Elmar and his team are investigating the mechanisms controlling translational repression and degradation of the non-localized nanos mRNA. Some of the proteins that they have identified as constituents of the repressor complex are universally involved in translational repression and mRNA degradation, suggesting that their findings may have significance beyond the regulation of maternal mRNAs.
So mark your calendar and join us for exciting science on December 8th at 2p.m. in H53!
On tuesday next week, Jean Yves Roignant from the institute of Molecular Biology (IMB) in Mainz will present intriguing findings that highlight the importance of m6A RNA modification in flies.

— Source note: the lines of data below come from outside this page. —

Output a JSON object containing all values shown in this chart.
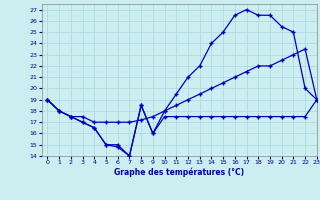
{
  "title": "Graphe des températures (°C)",
  "bg_color": "#cceef0",
  "grid_color": "#aadddd",
  "line_color": "#0000bb",
  "xlim": [
    -0.5,
    23
  ],
  "ylim": [
    14,
    27.5
  ],
  "xticks": [
    0,
    1,
    2,
    3,
    4,
    5,
    6,
    7,
    8,
    9,
    10,
    11,
    12,
    13,
    14,
    15,
    16,
    17,
    18,
    19,
    20,
    21,
    22,
    23
  ],
  "yticks": [
    14,
    15,
    16,
    17,
    18,
    19,
    20,
    21,
    22,
    23,
    24,
    25,
    26,
    27
  ],
  "line1_x": [
    0,
    1,
    2,
    3,
    4,
    5,
    6,
    7,
    8,
    9,
    10,
    11,
    12,
    13,
    14,
    15,
    16,
    17,
    18,
    19,
    20,
    21,
    22,
    23
  ],
  "line1_y": [
    19,
    18,
    17.5,
    17,
    16.5,
    15,
    14.8,
    14,
    18.5,
    16,
    17.5,
    17.5,
    17.5,
    17.5,
    17.5,
    17.5,
    17.5,
    17.5,
    17.5,
    17.5,
    17.5,
    17.5,
    17.5,
    19
  ],
  "line2_x": [
    0,
    1,
    2,
    3,
    4,
    5,
    6,
    7,
    8,
    9,
    10,
    11,
    12,
    13,
    14,
    15,
    16,
    17,
    18,
    19,
    20,
    21,
    22,
    23
  ],
  "line2_y": [
    19,
    18,
    17.5,
    17.5,
    17,
    17,
    17,
    17,
    17.2,
    17.5,
    18,
    18.5,
    19,
    19.5,
    20,
    20.5,
    21,
    21.5,
    22,
    22,
    22.5,
    23,
    23.5,
    19
  ],
  "line3_x": [
    0,
    1,
    2,
    3,
    4,
    5,
    6,
    7,
    8,
    9,
    10,
    11,
    12,
    13,
    14,
    15,
    16,
    17,
    18,
    19,
    20,
    21,
    22,
    23
  ],
  "line3_y": [
    19,
    18,
    17.5,
    17,
    16.5,
    15,
    15,
    14,
    18.5,
    16,
    18,
    19.5,
    21,
    22,
    24,
    25,
    26.5,
    27,
    26.5,
    26.5,
    25.5,
    25,
    20,
    19
  ]
}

N6-methyladenosine RNA (m6A) is a prevalent mRNA modification in vertebrates. While its functions in the regulation of posttranscriptional gene expression are beginning to be unveiled, the precise roles of m6A during development of complex organisms remain unclear. Jean-Yves and his team have carried out a comprehensive molecular and physiological characterization of the individual components of the methyltransferase complex as well as of the YTH nuclear reader protein in Drosophila melanogaster. They identified the member of the split ends protein family, Spenito, as a novel bona fide subunit of the methyltransferase complex. Furthermore, they demonstrated important roles of this complex in neuronal function and sex determination, and implicate the nuclear YT521-B as a main m6A effector in these processes. Altogether, this work substantially extends our knowledge on m6A biology, demonstrating the crucial functions of this modification in fundamental processes within the context of the whole animal.